DMARC Failure only for linkedin

2
votes

I just setup our domain a couple weeks ago to use SPF and DMARC, but no DKIM atm. But every now an then I receive an DMARC Failure report from linkedin:

This is an email abuse report for an email message received from IP 213.160.4.146 on Tue, 16 Jul 2019 12:34:26 +0000.
The message below did not meet the sending domain's dmarc policy.
The message below could have been accepted or rejected depending on policy.
For more information about this format please see http://tools.ietf.org/html/rfc6591 .
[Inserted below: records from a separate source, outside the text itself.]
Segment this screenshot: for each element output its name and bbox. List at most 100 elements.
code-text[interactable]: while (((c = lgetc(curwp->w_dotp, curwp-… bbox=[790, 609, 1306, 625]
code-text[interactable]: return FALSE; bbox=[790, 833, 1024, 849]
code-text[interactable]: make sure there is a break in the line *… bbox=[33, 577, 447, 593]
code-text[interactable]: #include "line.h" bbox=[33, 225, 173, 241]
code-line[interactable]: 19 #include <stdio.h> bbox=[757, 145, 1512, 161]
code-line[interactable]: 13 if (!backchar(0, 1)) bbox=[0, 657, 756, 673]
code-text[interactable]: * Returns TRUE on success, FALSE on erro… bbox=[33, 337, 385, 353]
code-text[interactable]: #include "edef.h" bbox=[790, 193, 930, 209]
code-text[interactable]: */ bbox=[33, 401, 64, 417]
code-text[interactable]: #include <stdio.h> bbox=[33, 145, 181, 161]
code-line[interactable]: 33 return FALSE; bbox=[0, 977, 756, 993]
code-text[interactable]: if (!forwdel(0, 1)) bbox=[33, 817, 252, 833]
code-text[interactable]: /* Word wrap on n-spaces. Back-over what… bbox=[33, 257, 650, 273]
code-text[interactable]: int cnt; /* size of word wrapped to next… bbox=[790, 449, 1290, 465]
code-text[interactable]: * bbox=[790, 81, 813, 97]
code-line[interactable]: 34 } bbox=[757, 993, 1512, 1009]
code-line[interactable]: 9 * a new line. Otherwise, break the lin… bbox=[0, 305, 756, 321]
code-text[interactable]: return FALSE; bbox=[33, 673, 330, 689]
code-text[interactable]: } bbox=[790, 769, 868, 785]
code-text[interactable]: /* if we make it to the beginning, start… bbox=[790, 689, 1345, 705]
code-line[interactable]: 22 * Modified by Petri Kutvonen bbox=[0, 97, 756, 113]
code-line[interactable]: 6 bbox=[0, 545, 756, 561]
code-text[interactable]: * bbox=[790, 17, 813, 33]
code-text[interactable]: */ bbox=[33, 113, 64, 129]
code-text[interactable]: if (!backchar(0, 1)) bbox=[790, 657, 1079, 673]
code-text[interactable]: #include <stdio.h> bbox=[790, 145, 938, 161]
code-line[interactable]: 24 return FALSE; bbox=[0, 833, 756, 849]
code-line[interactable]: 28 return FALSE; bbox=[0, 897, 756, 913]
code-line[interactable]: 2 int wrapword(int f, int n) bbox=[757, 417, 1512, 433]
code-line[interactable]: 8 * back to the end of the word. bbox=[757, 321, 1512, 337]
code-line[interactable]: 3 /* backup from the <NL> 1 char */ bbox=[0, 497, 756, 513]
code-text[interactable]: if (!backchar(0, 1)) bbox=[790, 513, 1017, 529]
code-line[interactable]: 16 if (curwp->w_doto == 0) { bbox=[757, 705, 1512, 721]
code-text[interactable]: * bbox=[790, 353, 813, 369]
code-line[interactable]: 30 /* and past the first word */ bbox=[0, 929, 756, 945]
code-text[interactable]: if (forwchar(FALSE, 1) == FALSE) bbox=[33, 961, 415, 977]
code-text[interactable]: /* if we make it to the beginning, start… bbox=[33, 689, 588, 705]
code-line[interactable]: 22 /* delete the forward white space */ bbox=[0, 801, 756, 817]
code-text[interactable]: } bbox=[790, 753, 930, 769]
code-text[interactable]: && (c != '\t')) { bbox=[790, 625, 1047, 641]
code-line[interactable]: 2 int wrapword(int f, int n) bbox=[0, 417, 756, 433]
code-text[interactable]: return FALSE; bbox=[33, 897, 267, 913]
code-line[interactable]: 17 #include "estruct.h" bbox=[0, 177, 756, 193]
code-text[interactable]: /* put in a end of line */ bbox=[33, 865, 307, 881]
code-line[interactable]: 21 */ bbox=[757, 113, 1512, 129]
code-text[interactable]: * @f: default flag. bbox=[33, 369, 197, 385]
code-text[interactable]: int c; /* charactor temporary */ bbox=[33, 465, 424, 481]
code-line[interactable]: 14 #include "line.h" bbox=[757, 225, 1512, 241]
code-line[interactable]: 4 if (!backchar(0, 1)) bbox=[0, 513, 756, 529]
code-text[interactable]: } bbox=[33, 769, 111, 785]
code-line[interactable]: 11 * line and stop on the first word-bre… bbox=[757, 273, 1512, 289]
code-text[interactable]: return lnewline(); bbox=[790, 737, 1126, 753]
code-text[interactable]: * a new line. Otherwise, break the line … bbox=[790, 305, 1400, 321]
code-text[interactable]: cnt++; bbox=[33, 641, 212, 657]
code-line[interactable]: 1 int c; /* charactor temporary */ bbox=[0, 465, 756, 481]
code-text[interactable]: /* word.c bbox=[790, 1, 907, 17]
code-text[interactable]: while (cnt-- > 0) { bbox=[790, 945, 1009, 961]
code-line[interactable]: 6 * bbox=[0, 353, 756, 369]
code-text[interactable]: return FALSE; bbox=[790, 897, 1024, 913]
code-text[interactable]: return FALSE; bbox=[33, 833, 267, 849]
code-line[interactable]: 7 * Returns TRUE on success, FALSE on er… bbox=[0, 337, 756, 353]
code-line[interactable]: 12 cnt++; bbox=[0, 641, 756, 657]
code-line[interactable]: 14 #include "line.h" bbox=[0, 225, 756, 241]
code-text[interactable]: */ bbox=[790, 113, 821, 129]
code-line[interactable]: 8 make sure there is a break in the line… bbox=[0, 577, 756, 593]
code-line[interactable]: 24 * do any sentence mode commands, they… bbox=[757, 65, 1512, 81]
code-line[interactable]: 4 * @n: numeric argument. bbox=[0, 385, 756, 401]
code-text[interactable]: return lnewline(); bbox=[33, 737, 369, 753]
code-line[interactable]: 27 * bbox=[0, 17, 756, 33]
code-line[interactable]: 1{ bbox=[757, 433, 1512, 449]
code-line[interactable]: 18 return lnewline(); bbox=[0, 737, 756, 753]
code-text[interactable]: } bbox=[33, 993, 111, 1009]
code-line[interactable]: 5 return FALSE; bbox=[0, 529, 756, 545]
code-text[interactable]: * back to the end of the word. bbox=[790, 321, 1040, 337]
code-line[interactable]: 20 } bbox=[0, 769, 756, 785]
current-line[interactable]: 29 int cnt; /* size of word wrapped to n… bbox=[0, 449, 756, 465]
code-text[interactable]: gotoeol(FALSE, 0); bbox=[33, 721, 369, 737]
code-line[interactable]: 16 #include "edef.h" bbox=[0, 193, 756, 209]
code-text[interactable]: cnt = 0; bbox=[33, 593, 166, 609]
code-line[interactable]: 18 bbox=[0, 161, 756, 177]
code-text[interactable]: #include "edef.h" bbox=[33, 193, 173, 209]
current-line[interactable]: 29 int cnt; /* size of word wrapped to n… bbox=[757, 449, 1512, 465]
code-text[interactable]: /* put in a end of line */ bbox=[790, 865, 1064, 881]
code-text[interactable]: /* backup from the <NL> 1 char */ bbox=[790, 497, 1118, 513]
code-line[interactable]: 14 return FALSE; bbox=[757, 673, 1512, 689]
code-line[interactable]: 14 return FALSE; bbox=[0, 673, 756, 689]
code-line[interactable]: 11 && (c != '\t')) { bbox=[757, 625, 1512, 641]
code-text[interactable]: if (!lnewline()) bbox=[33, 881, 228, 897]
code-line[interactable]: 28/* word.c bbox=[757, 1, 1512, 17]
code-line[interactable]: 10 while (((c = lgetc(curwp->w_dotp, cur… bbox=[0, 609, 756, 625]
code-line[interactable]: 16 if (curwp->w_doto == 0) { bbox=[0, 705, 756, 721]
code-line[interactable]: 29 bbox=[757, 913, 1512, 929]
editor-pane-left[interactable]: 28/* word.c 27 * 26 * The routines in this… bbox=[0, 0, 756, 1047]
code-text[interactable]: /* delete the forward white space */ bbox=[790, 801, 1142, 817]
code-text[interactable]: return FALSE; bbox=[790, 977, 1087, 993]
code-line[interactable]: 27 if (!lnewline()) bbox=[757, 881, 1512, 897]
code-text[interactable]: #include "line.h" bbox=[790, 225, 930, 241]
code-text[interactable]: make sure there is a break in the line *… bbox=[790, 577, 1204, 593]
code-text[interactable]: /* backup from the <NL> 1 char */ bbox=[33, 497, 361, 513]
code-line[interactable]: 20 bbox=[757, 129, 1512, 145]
Feedback-Type: auth-failure
User-Agent: Lua/1.0
Version: 1.0
Original-Mail-From: 
Original-Rcpt-To: [email protected]
Arrival-Date: Tue, 16 Jul 2019 12:34:26 +0000
Message-ID: <5cd…[email protected]>
Authentication-Results: dmarc=fail (p=none; dis=none) header.from=biv-ot.org
Source-IP: 213.160.4.146
Delivery-Result: delivered
Auth-Failure: dmarc
Reported-Domain: biv-ot.org

But I can't detect any error - the IP address and domain match our MX record which is included in the SPF entry. Also the referenced RFC 6591 doesn't include the auth faile "dmarc". I get this mail round about once a week and no other server send me ever an DKIM failure report. Any idea whats wrong?

DNS Entries:

biv-ot.org:
MX:    mail.biv-ot.org
A:     148.251.171.224
SPF:   v=spf1 a mx include:ot-live.zms.hosting a:mout.kundenserver.de ~all
DMARC: v=DMARC1; p=none; ruf=mailto:…; fo=s 

mail.biv-ot.org:
A: 213.160.4.146
1
emaillinkedinspfdmarc
Looking at the original-mail-from: and original-rcpt-to: fields I suspect this is about an NDR message. Quite often the smpt.mailfrom is stripped in an NDR message and the receiving server relies on an HELO check for SPF. Which is the name with which your server responds to connections. If you publish an SPF record for that name in DNS you may have solved your issue. That SPF record should only contain IPs for the servers that use that name. - Reinto
Actually its an out of office auto reply, but I never the less I'll check what EHLO name is used. - Verim
Any update on your situation might help other people. Did you get to the bottom of this, @Verim ? NDRs and DSNs like an out of office are very similar in how they look in terms of headers. Also, setting up a rua tag in your DMARC record might help you gain insight in this particular issue. - Reinto

1 Answers

2
votes

This behavior is often witnessed with automated responses, such as NDRs and Out of Office replies, from mail servers as described in the Simple Mail Transfer Protocol (SMTP) RFC, section 4.5.5

In these cases the smtp.mailfrom field is empty and in most SPF implementations the check falls back to checking the HELO identity (recommended), as described in the SPF RFC, section 2.4.

Even if you create an SPF record for the HELO identity, you may still fail DMARC (on SPF) because of misalignment, if the HELO identity does not share the organizational domain of Header.From address.

In your specific case, the HELO identity would be assumed as [email protected] and the reported domain (Header.From) is set to: biv-ot.org. This means that publishing an SPF record for firewall.biv-ot.org would solve your issue.

Also note: You only publish a ruf= address in your DMARC policy. Almost no mailbox providers send forensic/failure reports, so it is not wise to rely on only these reports to judge whether or not your email authentication practices are in a good state. These blogs by Dmarcian and Valimail outline why these forensic / failure reports are so scarce.